Zonder lesdoelen geen houvast (deel2)

Lesdoelen en het eigenaarschap van leerlingen

In het eerste artikel over lesdoelen vertelde ik over een rekenles van juf Yvonne die haar kinderen leerde hoe je de tijdsduur tussen twee digitale tijden kunt uitrekenen. De context van haar verhaal was opgebouwd rond de dienstregeling van de NS. Yvonne startte haar les met een opgave om de reisduur te bepalen van een traject tussen Weert en Utrecht Centraal. Met deze startopdracht kon Yvonne de voorkennis van de leerlingen inschatten (peilen van de beginsituatie) en hun aandacht richten op het lesdoel.

Auteur: drs. Theo Wildeboer.
Verscheen in PO Management: Zonder lesdoelen geen houvast (deel 2)

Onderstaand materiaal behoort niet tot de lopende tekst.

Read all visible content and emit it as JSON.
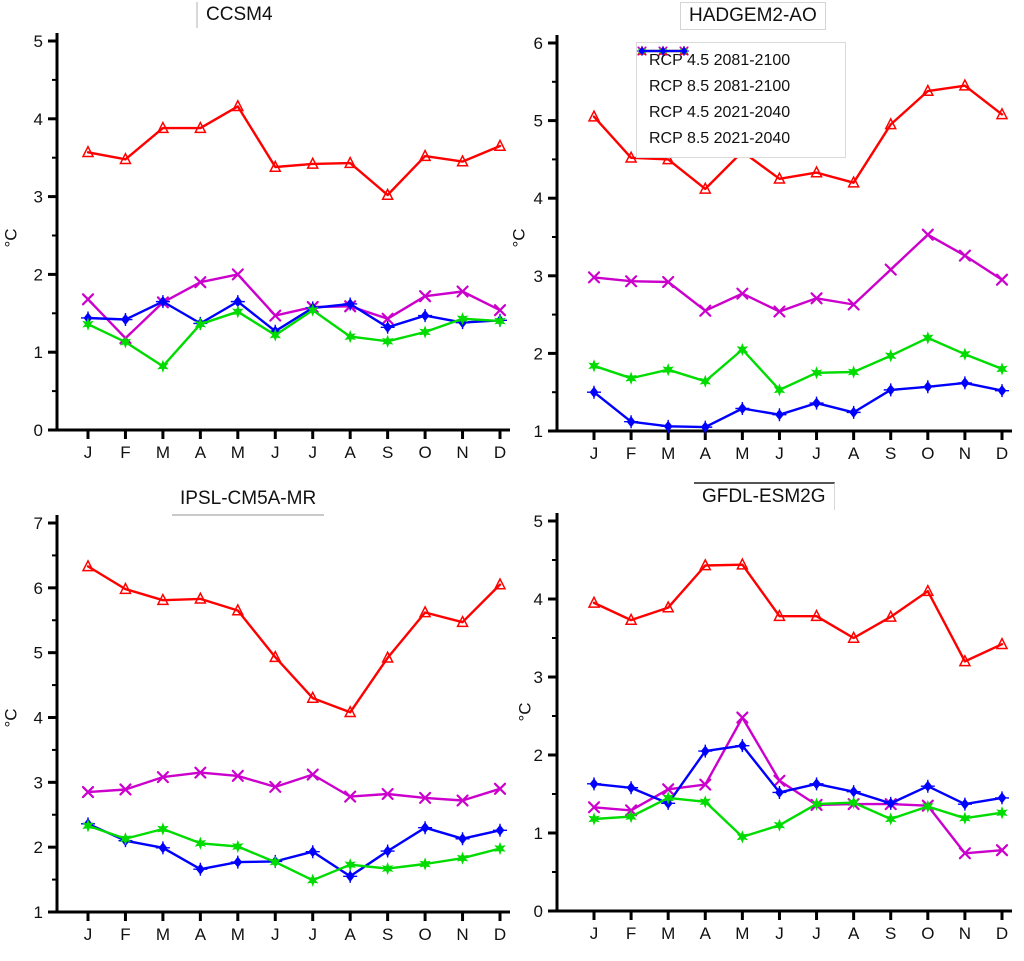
{
  "ylabel": "°C",
  "months": [
    "J",
    "F",
    "M",
    "A",
    "M",
    "J",
    "J",
    "A",
    "S",
    "O",
    "N",
    "D"
  ],
  "legend": {
    "position": "top-right-panel-upper-left",
    "entries": [
      "RCP 4.5 2081-2100",
      "RCP 8.5 2081-2100",
      "RCP 4.5 2021-2040",
      "RCP 8.5 2021-2040"
    ]
  },
  "series_meta": [
    {
      "name": "RCP 4.5 2081-2100",
      "color": "#CC00CC",
      "marker": "x"
    },
    {
      "name": "RCP 8.5 2081-2100",
      "color": "#FF0000",
      "marker": "triangle"
    },
    {
      "name": "RCP 4.5 2021-2040",
      "color": "#00DC00",
      "marker": "star"
    },
    {
      "name": "RCP 8.5 2021-2040",
      "color": "#0000FF",
      "marker": "diamond"
    }
  ],
  "chart_data": [
    {
      "type": "line",
      "title": "CCSM4",
      "xlabel": "",
      "ylabel": "°C",
      "ylim": [
        0,
        5
      ],
      "ytick_step": 1,
      "grid": false,
      "categories": [
        "J",
        "F",
        "M",
        "A",
        "M",
        "J",
        "J",
        "A",
        "S",
        "O",
        "N",
        "D"
      ],
      "series": [
        {
          "name": "RCP 4.5 2081-2100",
          "values": [
            1.68,
            1.18,
            1.64,
            1.9,
            2.0,
            1.47,
            1.58,
            1.59,
            1.43,
            1.72,
            1.78,
            1.54
          ]
        },
        {
          "name": "RCP 8.5 2081-2100",
          "values": [
            3.57,
            3.48,
            3.88,
            3.88,
            4.16,
            3.38,
            3.42,
            3.43,
            3.02,
            3.52,
            3.45,
            3.65
          ]
        },
        {
          "name": "RCP 4.5 2021-2040",
          "values": [
            1.36,
            1.13,
            0.82,
            1.36,
            1.52,
            1.22,
            1.54,
            1.2,
            1.14,
            1.26,
            1.43,
            1.4
          ]
        },
        {
          "name": "RCP 8.5 2021-2040",
          "values": [
            1.44,
            1.42,
            1.65,
            1.37,
            1.65,
            1.27,
            1.57,
            1.62,
            1.32,
            1.47,
            1.38,
            1.41
          ]
        }
      ]
    },
    {
      "type": "line",
      "title": "HADGEM2-AO",
      "xlabel": "",
      "ylabel": "°C",
      "ylim": [
        1,
        6
      ],
      "ytick_step": 1,
      "grid": false,
      "categories": [
        "J",
        "F",
        "M",
        "A",
        "M",
        "J",
        "J",
        "A",
        "S",
        "O",
        "N",
        "D"
      ],
      "series": [
        {
          "name": "RCP 4.5 2081-2100",
          "values": [
            2.98,
            2.93,
            2.92,
            2.55,
            2.77,
            2.54,
            2.71,
            2.63,
            3.08,
            3.53,
            3.26,
            2.95
          ]
        },
        {
          "name": "RCP 8.5 2081-2100",
          "values": [
            5.05,
            4.52,
            4.5,
            4.12,
            4.6,
            4.25,
            4.33,
            4.2,
            4.95,
            5.38,
            5.45,
            5.08
          ]
        },
        {
          "name": "RCP 4.5 2021-2040",
          "values": [
            1.84,
            1.68,
            1.79,
            1.64,
            2.05,
            1.53,
            1.75,
            1.76,
            1.97,
            2.2,
            1.99,
            1.8
          ]
        },
        {
          "name": "RCP 8.5 2021-2040",
          "values": [
            1.5,
            1.12,
            1.06,
            1.05,
            1.29,
            1.21,
            1.36,
            1.24,
            1.53,
            1.57,
            1.62,
            1.52
          ]
        }
      ]
    },
    {
      "type": "line",
      "title": "IPSL-CM5A-MR",
      "xlabel": "",
      "ylabel": "°C",
      "ylim": [
        1,
        7
      ],
      "ytick_step": 1,
      "grid": false,
      "categories": [
        "J",
        "F",
        "M",
        "A",
        "M",
        "J",
        "J",
        "A",
        "S",
        "O",
        "N",
        "D"
      ],
      "series": [
        {
          "name": "RCP 4.5 2081-2100",
          "values": [
            2.85,
            2.89,
            3.08,
            3.15,
            3.1,
            2.93,
            3.12,
            2.78,
            2.82,
            2.76,
            2.72,
            2.9
          ]
        },
        {
          "name": "RCP 8.5 2081-2100",
          "values": [
            6.33,
            5.98,
            5.81,
            5.83,
            5.65,
            4.93,
            4.3,
            4.08,
            4.92,
            5.62,
            5.47,
            6.05
          ]
        },
        {
          "name": "RCP 4.5 2021-2040",
          "values": [
            2.33,
            2.13,
            2.28,
            2.06,
            2.01,
            1.77,
            1.49,
            1.73,
            1.67,
            1.74,
            1.83,
            1.98
          ]
        },
        {
          "name": "RCP 8.5 2021-2040",
          "values": [
            2.36,
            2.1,
            1.99,
            1.66,
            1.77,
            1.78,
            1.93,
            1.55,
            1.94,
            2.3,
            2.13,
            2.26
          ]
        }
      ]
    },
    {
      "type": "line",
      "title": "GFDL-ESM2G",
      "xlabel": "",
      "ylabel": "°C",
      "ylim": [
        0,
        5
      ],
      "ytick_step": 1,
      "grid": false,
      "categories": [
        "J",
        "F",
        "M",
        "A",
        "M",
        "J",
        "J",
        "A",
        "S",
        "O",
        "N",
        "D"
      ],
      "series": [
        {
          "name": "RCP 4.5 2081-2100",
          "values": [
            1.33,
            1.29,
            1.56,
            1.62,
            2.48,
            1.67,
            1.36,
            1.37,
            1.37,
            1.35,
            0.74,
            0.78
          ]
        },
        {
          "name": "RCP 8.5 2081-2100",
          "values": [
            3.95,
            3.73,
            3.89,
            4.43,
            4.44,
            3.78,
            3.78,
            3.5,
            3.77,
            4.1,
            3.2,
            3.42
          ]
        },
        {
          "name": "RCP 4.5 2021-2040",
          "values": [
            1.18,
            1.21,
            1.45,
            1.4,
            0.95,
            1.1,
            1.37,
            1.39,
            1.18,
            1.34,
            1.19,
            1.26
          ]
        },
        {
          "name": "RCP 8.5 2021-2040",
          "values": [
            1.63,
            1.58,
            1.38,
            2.05,
            2.12,
            1.52,
            1.63,
            1.53,
            1.38,
            1.6,
            1.37,
            1.45
          ]
        }
      ]
    }
  ]
}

Wat niet besproken is, maar wel relevant voor het behalen van het lesdoel, is dat leerlingen allemaal met hun eigen gedachten en verwachtingen aan deze les beginnen. Er zullen leerlingen zijn die de context meteen herkennen, omdat ze bijvoorbeeld recent met de trein hebben gereisd en al aardig weten hoe een dienstregeling werkt. Dat geeft een fijn gevoel. Andere leerlingen vinden digitale tijden lastig en zijn misschien een beetje bezorgd of ze deze les tot een goed einde kunnen brengen. Ook zullen er leerlingen zijn die willen presteren, terwijl anderen juist meedoen omdat het moet. Kortom, in iedere les speelt een scala aan emoties een rol, zo ook in deze rekenles van juf Yvonne.

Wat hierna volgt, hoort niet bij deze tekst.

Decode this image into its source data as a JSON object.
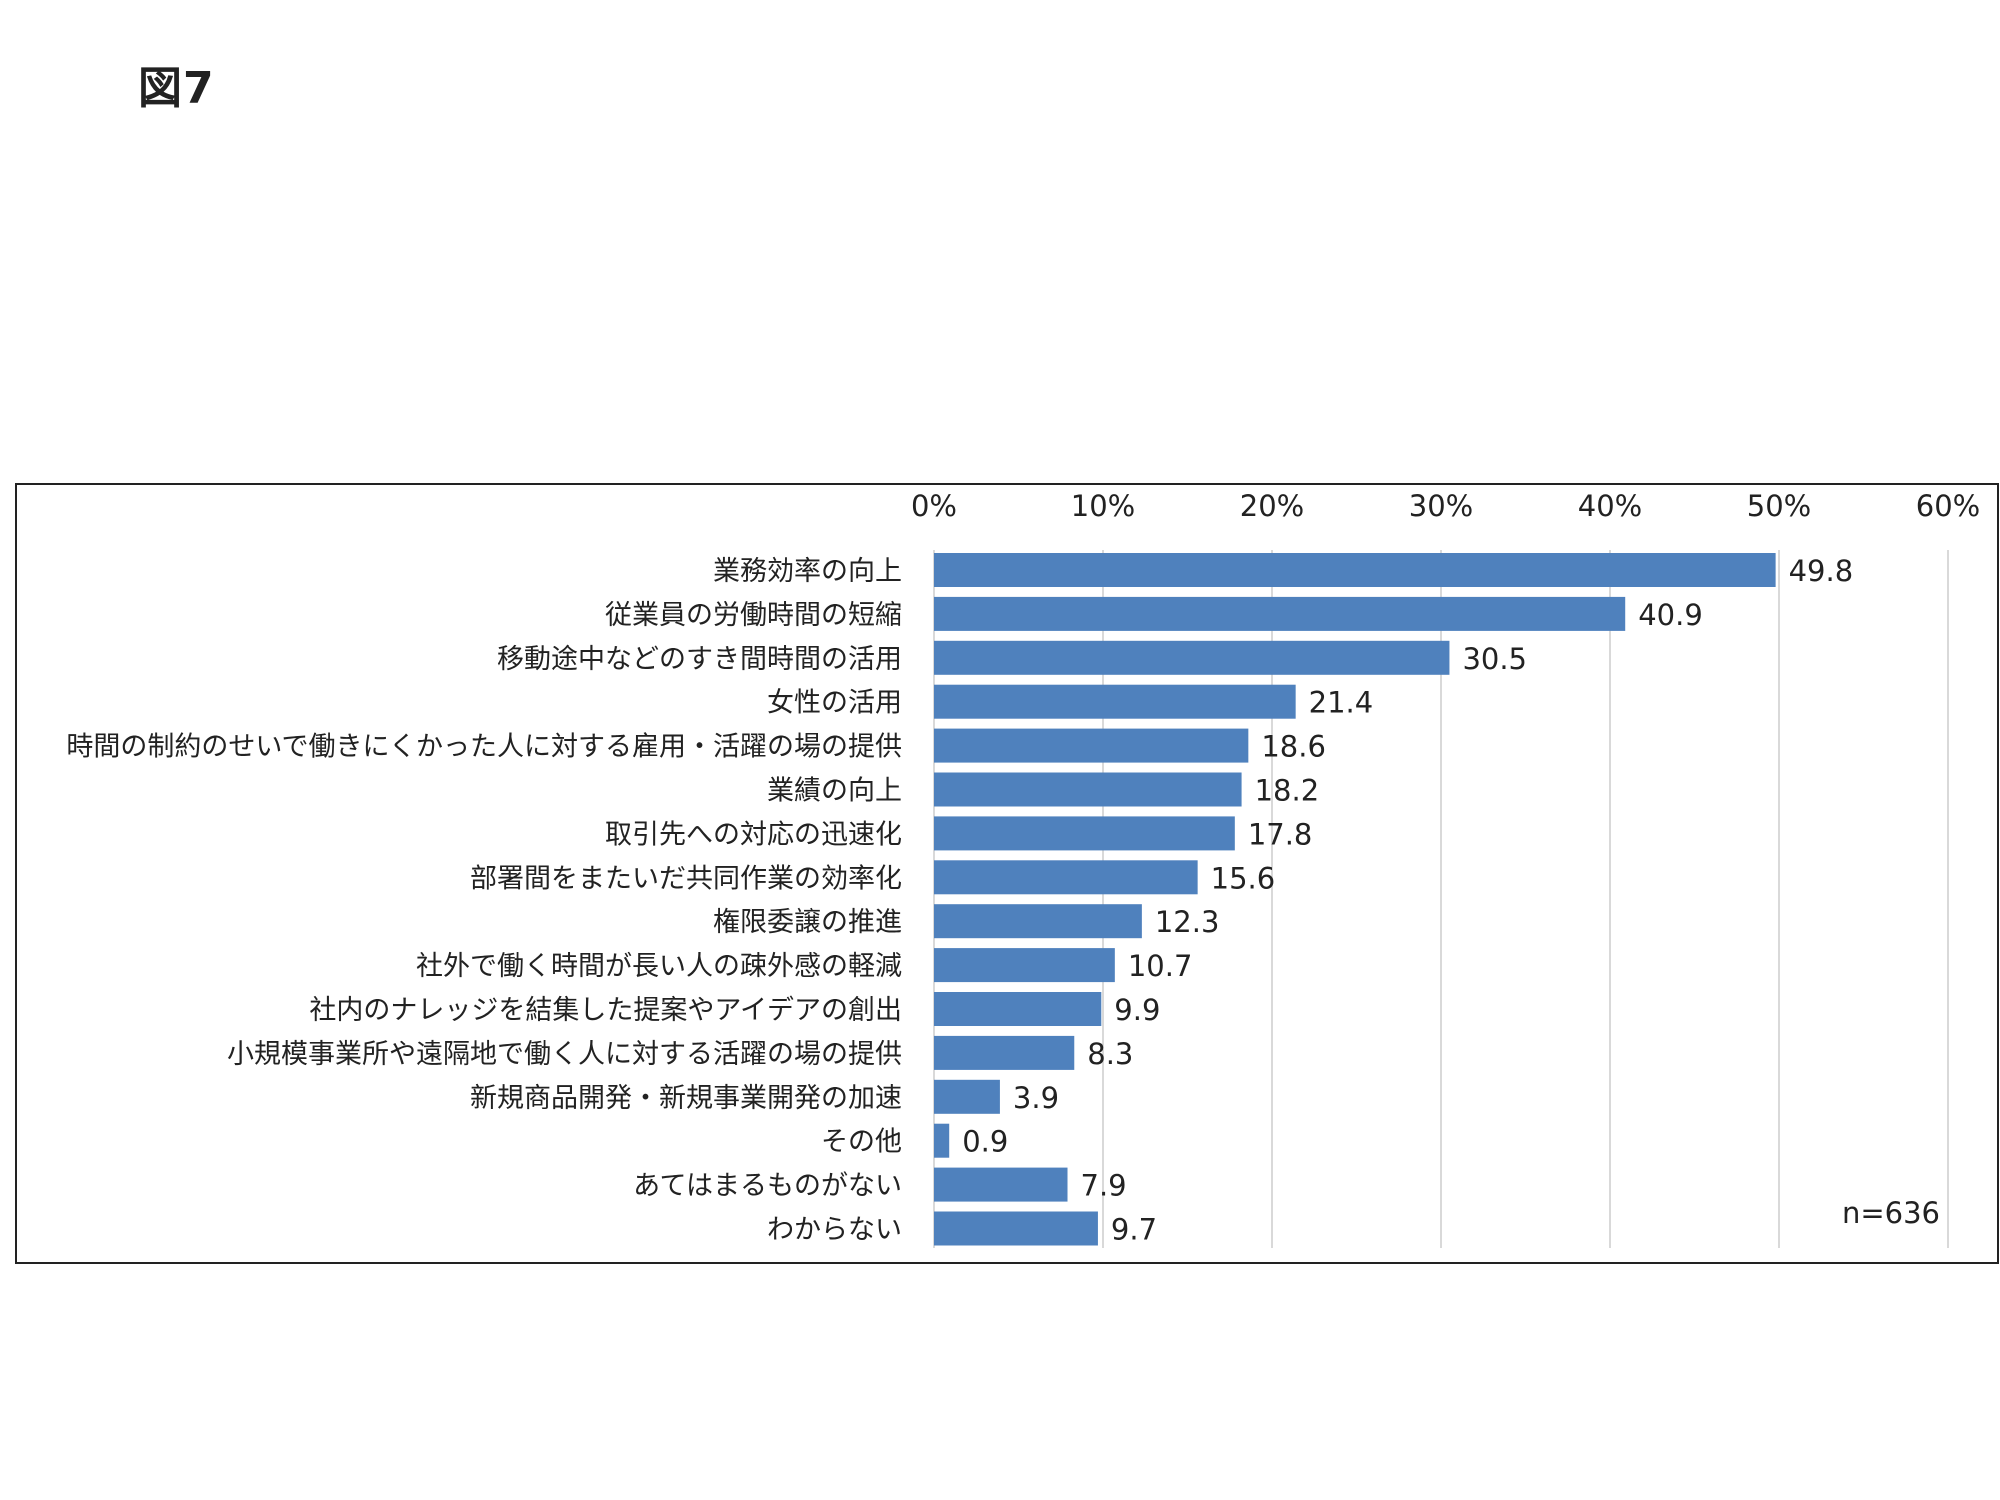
{
  "page_title": "図7",
  "note": "n=636",
  "chart_data": {
    "type": "bar",
    "orientation": "horizontal",
    "categories": [
      "業務効率の向上",
      "従業員の労働時間の短縮",
      "移動途中などのすき間時間の活用",
      "女性の活用",
      "時間の制約のせいで働きにくかった人に対する雇用・活躍の場の提供",
      "業績の向上",
      "取引先への対応の迅速化",
      "部署間をまたいだ共同作業の効率化",
      "権限委譲の推進",
      "社外で働く時間が長い人の疎外感の軽減",
      "社内のナレッジを結集した提案やアイデアの創出",
      "小規模事業所や遠隔地で働く人に対する活躍の場の提供",
      "新規商品開発・新規事業開発の加速",
      "その他",
      "あてはまるものがない",
      "わからない"
    ],
    "values": [
      49.8,
      40.9,
      30.5,
      21.4,
      18.6,
      18.2,
      17.8,
      15.6,
      12.3,
      10.7,
      9.9,
      8.3,
      3.9,
      0.9,
      7.9,
      9.7
    ],
    "value_labels": [
      "49.8",
      "40.9",
      "30.5",
      "21.4",
      "18.6",
      "18.2",
      "17.8",
      "15.6",
      "12.3",
      "10.7",
      "9.9",
      "8.3",
      "3.9",
      "0.9",
      "7.9",
      "9.7"
    ],
    "xlim": [
      0,
      60
    ],
    "x_ticks": [
      "0%",
      "10%",
      "20%",
      "30%",
      "40%",
      "50%",
      "60%"
    ],
    "x_axis_position": "top",
    "grid": true,
    "bar_color": "#4f81bd",
    "grid_color": "#d9d9d9"
  }
}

In dit tweede artikel over lesdoelen staan we stil bij mentale factoren die een rol spelen bij het accepteren en beheersen van lesdoelen. Te denken valt aan motivatie, concentratie en doorzetten. Dergelijke factoren zijn van invloed op de leerresultaten en van de leerkracht mag worden verwacht dat hij hiervoor bij de start van de les, maar ook verderop, aandacht heeft. Dat is niet gemakkelijk, want mentale factoren zijn soms ‘vaag’ en zitten onzichtbaar ‘verstopt tussen de oren’. Het vraagt van leerkrachten kennis, sensitiviteit en pedagogische tact om deze op de achtergrond werkende mentale factoren te ‘zien’ en erover in gesprek te gaan.

Gemotiveerd aan de slag?

Als leren niet vanzelf gaat, realiseren we ons dat bij het beheersen van een lesdoel meer komt kijken dan het intellectueel toepassen van een stappenplan of strategie. Faalangst bijvoorbeeld kan het onder de knie krijgen van een nieuwe vaardigheid behoorlijk in de weg zitten. Vanuit mijn eigen lespraktijk (speciaal onderwijs) heb ik ervaring met ‘slimme’ leerlingen die aantoonbaar onderpresteren, omdat ze niet met prestatiedruk kunnen omgaan en heel weinig zelfvertrouwen hebben. Er zijn onnoemelijk veel mentale aspecten die invloed hebben op leren en presteren. Te denken valt aan geloof in eigen kunnen, doelgericht werken, omgaan met tegenslag en discipline.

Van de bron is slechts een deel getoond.